Top 10 Things to See and Do
1. The majestic (and still active) La Soufriere volcano crowns the island of St Vincent, and is one of the most scientifically studied volcanoes in the world. A picturesque three mile hike to the summit meanders through rainforest, bamboo groves and old lava flows. If you’re feeling particularly adventurous, arrange a tour which allows you to descend from the rim down into the volcano’s crater and take a mineral mud bath!
2. From the dramatic black and gold volcanic beaches of St Vincent to the idyllic stretches of sugary white, palm fringed sands across the Grenadines, these islands have no end of variety on offer when it comes to beaches. Set out exploring to find your own remote cove, swim in the crystal clear waters that ring the Grenadines or simply stretch out and relax on the warm sand, rum cocktail in hand.
3. The Tabago Cays National Marine Park lies off the eastern coast of Mayreau, a collection of spectacular deserted islands protected by a horseshoe reef, with other rainbow-hued reefs and shoals scattered in orbit. Be sure to visit for some of the best diving and snorkelling in the Caribbean, as well as the unique opportunity to swim alongside turtles in a reef used as a protected nesting and feeding site!
4. Explore the rainforest along the beautiful Vermont Nature Trail, a looped path that crosses a river before winding up through the forest. Near the summit you will find a viewing point where the St Vincent parrot can often be spotted, alongside up to 35 other species of birdlife – be sure to keep your eyes peeled for armadillo and iguana too!
5. The St Vincent Botanic Gardens are some of the oldest in the western hemisphere, providing a serenely picturesque oasis of calm just half a mile from the chaos of Kingstown. Encompassing an immaculately landscaped 20-acre park abundant in towering trees and flowering bushes, it includes an aviary that is home to some of the islands last remaining endangered national birds, the St Vincent’s parrots.
6. Hoist anchor and take to the waters for some of the best trade winds and sailing and yachting conditions to be found anywhere in the Caribbean; highly professional boat and yacht hire companies operate across the island, and can cater to all levels of sailing ability.

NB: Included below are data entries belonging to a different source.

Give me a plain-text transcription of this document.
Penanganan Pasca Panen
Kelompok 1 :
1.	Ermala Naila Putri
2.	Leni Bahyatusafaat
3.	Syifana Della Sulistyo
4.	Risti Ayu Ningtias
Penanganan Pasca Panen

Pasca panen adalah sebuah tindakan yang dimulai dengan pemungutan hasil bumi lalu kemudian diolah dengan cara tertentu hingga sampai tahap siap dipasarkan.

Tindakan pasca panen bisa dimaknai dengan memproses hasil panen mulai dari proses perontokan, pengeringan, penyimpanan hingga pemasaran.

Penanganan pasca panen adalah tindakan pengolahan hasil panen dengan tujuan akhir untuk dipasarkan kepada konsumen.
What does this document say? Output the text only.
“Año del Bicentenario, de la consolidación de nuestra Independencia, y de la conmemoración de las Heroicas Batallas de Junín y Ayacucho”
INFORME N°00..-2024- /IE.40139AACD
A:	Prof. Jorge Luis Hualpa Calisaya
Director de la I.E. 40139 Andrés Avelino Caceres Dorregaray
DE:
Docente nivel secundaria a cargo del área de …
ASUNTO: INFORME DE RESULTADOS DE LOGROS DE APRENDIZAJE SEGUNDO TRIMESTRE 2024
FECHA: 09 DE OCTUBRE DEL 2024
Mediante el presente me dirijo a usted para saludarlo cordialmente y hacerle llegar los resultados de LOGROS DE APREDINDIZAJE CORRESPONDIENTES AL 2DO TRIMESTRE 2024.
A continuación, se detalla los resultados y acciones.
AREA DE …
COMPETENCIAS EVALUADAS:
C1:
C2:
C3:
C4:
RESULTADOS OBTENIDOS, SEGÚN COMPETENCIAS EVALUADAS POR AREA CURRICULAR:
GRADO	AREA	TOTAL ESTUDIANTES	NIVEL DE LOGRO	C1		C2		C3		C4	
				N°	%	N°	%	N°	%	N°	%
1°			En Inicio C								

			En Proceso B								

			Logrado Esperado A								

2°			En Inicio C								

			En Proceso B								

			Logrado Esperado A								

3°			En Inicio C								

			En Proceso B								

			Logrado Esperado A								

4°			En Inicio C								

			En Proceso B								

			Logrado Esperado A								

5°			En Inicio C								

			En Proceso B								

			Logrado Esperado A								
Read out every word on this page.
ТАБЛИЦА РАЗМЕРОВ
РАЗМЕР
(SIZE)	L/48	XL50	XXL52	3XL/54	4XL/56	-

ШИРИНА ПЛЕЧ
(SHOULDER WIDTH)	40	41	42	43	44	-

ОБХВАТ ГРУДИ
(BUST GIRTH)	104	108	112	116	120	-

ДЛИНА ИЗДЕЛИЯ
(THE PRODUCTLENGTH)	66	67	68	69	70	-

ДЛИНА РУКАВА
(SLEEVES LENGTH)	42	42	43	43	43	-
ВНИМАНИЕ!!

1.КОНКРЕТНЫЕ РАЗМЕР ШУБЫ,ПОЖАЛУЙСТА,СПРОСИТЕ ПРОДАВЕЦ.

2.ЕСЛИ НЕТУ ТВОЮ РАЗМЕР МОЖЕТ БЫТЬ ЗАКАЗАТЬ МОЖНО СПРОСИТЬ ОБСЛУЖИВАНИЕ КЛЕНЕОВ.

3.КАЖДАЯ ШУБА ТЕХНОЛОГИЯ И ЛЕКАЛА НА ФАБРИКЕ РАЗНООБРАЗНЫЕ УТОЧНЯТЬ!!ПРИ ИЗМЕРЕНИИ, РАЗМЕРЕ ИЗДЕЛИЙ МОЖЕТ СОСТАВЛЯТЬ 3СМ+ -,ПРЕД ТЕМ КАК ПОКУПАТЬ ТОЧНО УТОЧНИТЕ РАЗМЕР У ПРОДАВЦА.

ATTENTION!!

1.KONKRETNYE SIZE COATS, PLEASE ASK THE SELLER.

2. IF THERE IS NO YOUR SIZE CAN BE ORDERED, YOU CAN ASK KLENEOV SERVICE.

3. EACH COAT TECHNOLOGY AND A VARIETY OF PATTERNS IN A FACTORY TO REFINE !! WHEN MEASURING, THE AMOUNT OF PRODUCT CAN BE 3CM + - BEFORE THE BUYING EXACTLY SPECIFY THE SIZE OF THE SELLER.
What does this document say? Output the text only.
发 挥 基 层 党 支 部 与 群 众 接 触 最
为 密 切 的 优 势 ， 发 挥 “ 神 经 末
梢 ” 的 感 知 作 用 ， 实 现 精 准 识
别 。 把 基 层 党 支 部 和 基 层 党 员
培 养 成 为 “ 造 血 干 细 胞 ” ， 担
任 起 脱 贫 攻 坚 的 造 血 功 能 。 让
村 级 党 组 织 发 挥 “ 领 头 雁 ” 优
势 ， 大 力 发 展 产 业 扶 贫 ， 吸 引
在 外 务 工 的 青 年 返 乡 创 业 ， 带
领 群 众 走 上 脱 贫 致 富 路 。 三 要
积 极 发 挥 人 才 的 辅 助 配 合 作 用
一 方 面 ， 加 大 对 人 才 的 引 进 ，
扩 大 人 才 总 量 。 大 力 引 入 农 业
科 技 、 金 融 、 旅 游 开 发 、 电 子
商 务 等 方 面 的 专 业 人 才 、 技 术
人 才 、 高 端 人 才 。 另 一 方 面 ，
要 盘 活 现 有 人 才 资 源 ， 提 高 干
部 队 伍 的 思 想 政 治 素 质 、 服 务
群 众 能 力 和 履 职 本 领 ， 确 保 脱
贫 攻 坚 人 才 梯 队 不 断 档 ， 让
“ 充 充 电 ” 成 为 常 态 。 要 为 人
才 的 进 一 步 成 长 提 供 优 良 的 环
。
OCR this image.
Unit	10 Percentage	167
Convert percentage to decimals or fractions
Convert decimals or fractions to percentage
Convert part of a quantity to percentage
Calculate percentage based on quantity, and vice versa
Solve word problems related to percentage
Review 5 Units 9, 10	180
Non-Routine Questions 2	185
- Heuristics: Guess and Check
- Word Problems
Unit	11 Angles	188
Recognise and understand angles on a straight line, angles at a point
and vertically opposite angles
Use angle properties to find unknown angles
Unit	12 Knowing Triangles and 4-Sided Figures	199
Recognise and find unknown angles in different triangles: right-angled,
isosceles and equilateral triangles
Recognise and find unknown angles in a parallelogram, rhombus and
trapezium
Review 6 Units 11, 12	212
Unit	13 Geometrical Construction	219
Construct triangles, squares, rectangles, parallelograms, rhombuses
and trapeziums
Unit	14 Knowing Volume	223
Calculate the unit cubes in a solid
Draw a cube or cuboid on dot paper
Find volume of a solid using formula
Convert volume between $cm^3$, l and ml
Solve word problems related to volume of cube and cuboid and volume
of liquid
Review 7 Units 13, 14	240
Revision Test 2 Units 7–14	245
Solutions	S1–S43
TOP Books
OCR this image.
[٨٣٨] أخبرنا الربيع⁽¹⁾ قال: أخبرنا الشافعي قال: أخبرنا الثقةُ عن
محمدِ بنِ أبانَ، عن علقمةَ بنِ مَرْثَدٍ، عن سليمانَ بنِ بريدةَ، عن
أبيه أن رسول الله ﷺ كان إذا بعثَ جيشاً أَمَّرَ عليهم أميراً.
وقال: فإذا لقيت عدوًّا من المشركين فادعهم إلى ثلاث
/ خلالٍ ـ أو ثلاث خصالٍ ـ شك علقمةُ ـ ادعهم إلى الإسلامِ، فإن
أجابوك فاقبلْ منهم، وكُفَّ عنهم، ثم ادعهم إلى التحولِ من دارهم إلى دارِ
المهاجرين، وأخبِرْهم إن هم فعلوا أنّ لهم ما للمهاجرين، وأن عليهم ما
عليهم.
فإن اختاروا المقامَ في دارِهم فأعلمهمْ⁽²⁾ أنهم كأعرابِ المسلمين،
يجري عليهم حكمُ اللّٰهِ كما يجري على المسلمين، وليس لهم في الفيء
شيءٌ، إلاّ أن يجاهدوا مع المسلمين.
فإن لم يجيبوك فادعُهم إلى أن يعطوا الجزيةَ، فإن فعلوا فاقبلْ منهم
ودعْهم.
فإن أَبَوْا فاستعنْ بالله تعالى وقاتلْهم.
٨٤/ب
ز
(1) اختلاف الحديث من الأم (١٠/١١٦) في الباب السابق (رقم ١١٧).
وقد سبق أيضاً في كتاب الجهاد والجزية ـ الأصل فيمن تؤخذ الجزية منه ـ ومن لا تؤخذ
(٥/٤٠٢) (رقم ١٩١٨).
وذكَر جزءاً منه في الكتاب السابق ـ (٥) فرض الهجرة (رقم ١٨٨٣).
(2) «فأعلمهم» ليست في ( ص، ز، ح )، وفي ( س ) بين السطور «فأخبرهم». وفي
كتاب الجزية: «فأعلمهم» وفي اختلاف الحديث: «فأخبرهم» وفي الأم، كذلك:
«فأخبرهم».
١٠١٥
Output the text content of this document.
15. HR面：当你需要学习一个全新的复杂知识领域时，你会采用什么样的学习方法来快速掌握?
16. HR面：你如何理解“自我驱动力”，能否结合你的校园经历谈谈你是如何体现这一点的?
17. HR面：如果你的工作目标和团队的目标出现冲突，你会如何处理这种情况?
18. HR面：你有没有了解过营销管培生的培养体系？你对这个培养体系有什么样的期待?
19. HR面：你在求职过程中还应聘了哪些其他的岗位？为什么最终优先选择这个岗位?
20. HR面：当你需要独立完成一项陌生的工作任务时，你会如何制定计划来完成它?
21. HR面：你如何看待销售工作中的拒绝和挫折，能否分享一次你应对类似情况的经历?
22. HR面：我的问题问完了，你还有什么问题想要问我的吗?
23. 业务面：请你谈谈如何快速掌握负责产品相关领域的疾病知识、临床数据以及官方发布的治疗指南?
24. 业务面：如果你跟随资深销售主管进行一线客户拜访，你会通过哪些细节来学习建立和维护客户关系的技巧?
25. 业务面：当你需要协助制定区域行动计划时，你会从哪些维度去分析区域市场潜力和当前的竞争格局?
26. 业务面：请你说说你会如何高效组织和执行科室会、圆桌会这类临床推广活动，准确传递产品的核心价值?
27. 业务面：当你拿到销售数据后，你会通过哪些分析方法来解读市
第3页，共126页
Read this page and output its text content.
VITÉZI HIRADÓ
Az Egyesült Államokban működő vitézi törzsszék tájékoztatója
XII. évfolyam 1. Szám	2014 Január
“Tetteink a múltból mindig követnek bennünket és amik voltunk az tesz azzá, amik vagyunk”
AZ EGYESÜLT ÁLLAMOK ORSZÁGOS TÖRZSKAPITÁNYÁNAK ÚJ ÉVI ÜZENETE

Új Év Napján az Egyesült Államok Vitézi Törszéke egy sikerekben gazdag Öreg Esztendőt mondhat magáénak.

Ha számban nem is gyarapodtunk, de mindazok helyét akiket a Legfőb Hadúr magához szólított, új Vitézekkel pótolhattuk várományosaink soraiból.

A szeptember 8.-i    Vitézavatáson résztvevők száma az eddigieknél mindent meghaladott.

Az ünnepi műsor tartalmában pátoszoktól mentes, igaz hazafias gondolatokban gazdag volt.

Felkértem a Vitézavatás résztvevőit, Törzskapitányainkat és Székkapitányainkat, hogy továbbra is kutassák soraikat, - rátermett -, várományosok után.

7. Set aside a day to explore the vibrant capital city of Kingstown, a maze of cobblestone streets and covered walkways bordered by hilly landscape, always bristling with energy. Be sure to visit on a Saturday when the market is in town and the streets come alive with the chaotic bartering and frenetic energy of the pulsing crowds.
8. There is no better way to explore everything that this extraordinary Caribbean nation has to offer than by doing some island hopping; charter a yacht and discover your very own deserted islands to maroon yourselves on, or take a tour and marvel at the star-studded glamour of Mustique, languish on the beach in the laidback atmosphere of Bequia or sample the knock-out rum punch at St. Petit Vincent.
9. The Black Point Tunnel is a 113 metre long tunnel that was originally carved into the rock face by slaves in 1815 on the orders of the British colonial rulers; originally intended to provide a link from the north of the windward coast to allow goods to be loaded onto ships bound for Europe, it was more recently used as a filming location for ‘Pirates of the Caribbean: the Curse of the Black Pearl’. Eerie and atmospheric, it is well worth a visit!
10. A hike through the towering mountains of St. Vincent, which boast their own microclimate, will take you past many dramatic waterfalls; reachable on foot or by boat, they are both an awe-inspiring sight and a great opportunity to cool off with a quick dip in the swirling waters of natural plunge pools.
Culture in St Vincent & Grenadines
St Vincent and the Grenadines boast a vibrant, multi-ethnic culture that is strongly linked to the sea and the boats that originally bought its settlers to the islands. Music and carnival play a large role in the islands’ culture, with the annual Vincy Mas carnival taking place annually over the course of 12 days towards the end of June on the island of St Vincent. Sport is also popular: the country has its own Football league, and a national rugby union team ranked 84th in the world.